Assessment of drainage network extractions in a low-relief area of the Cuvelai Basin (Namibia) from multiple sources: LiDAR, topographic maps, and digital aerial orthophotographs

•Assessment of extractions of digital drainage networks in low-relief landforms from multiple data sources using standard GIS-based flow-accumulation algorithms•Extraction of drainage networks from corrected and uncorrected high resolution LiDAR DEMs using area threshold and curvature/drop analysis methods with different flow accumulation threshold values•Comparison of field-mapped drainage network to the ones modelled and extracted from orthophotographs, topographic maps and other auxiliary data using spatial analyses of geomorphologic indices and parameters.•We found that “hydrologically corrected” LiDAR can produce accurate drainage networks similar to field-mapped networks but more accurate than blue lines derived from the national topographic maps.

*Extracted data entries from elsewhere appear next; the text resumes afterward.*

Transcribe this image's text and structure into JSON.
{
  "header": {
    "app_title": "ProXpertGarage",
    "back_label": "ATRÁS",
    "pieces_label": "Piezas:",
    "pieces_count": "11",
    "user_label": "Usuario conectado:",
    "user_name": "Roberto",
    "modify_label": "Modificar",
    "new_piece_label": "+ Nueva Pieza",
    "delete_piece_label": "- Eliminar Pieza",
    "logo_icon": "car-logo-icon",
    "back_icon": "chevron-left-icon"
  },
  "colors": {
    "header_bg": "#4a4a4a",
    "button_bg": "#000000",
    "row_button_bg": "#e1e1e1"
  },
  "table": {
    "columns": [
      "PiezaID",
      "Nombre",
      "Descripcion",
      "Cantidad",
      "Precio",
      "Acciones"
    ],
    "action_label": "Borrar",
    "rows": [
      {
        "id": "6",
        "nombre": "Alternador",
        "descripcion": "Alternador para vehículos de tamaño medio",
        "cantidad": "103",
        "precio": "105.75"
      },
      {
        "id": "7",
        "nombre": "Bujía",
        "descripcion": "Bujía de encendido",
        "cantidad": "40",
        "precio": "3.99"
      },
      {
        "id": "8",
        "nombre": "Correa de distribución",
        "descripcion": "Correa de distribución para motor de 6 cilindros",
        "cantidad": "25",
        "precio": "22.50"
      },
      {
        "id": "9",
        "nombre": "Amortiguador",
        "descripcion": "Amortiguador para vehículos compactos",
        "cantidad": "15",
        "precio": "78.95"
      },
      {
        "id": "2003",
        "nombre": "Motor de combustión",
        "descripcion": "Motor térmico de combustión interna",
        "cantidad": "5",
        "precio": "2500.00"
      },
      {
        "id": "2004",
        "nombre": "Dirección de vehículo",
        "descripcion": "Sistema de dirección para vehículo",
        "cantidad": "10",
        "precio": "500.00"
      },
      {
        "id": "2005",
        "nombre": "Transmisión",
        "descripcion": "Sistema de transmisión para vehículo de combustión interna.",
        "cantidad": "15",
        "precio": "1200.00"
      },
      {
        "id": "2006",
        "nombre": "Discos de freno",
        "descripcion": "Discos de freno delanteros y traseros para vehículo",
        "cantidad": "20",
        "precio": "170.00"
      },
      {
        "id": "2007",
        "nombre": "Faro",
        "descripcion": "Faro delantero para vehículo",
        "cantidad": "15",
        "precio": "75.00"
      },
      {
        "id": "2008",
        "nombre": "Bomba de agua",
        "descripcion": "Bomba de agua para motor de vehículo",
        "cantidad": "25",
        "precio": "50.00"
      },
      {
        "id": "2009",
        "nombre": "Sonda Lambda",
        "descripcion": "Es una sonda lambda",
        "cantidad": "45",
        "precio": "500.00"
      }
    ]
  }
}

Accurate delineation of drainage networks (DNs) is crucial for hydrological or hydraulic modelling, and the comprehension of fluvial processes. This task presents challenging aspects in complex lowland terrains with subtle relief and particularly for data poor-areas like the Cuvelai river basin (CRB), Namibia, where the present study takes place. In the CRB standard methods of drainage network extraction from low resolution gridded digital elevation models (DEMs) are unsuitable, hence airborne Light Detection and Ranging (LiDAR) solutions have been utilized. However, LiDAR also presents challenges to large areal applications, especially with a surface roughness exceeding the capacity of numerous algorithms. Indeed, LiDAR-based DEMs (2 and 50 m resolutions) need to be hydrologically corrected and smoothed to enable the extraction of scale-relevant geomorphologic features such as DNs. In the present contribution, channels from topographic maps (blue lines) were compared to those from hydrologically corrected and uncorrected LiDAR DEMs, heads-up digitized channels from high-resolution digital aerial orthophotographs, field-mapped channels and auxiliary data. The ‘maximum gradient deterministic eight (D8)’ GIS algorithm was applied to the corrected and uncorrected LiDAR DEMs using two network extraction methods: area threshold support and curvature/drop analysis. Different progressive flow accumulation threshold values (12) were used to delineate channels with these methods. Validation was performed between the field-mapped channels, the modelled channels and those derived from multiple sources. Additionally, spatial and quantitative analyses were performed on geomorphologic parameters and indices. The results have shown that hydrologically corrected LiDAR DEMs offer useful details for identifying low order stream segments in headwaters, while blue lines derived from the national hydrography datasets for watersheds, located in elevated and low-lying areas of the study area, underestimated total stream lengths for field-mapped channels by − 15.3% and − 88.5%, respectively. This study also confirmed that DNs can be extracted from complex low-terrain areas with standard GIS algorithms and accurate field data. The results will aid national mapping agencies in data-poor regions to modernize their national hydrography datasets and to account for changing land surface conditions that can affect channel spatial arrangements over time.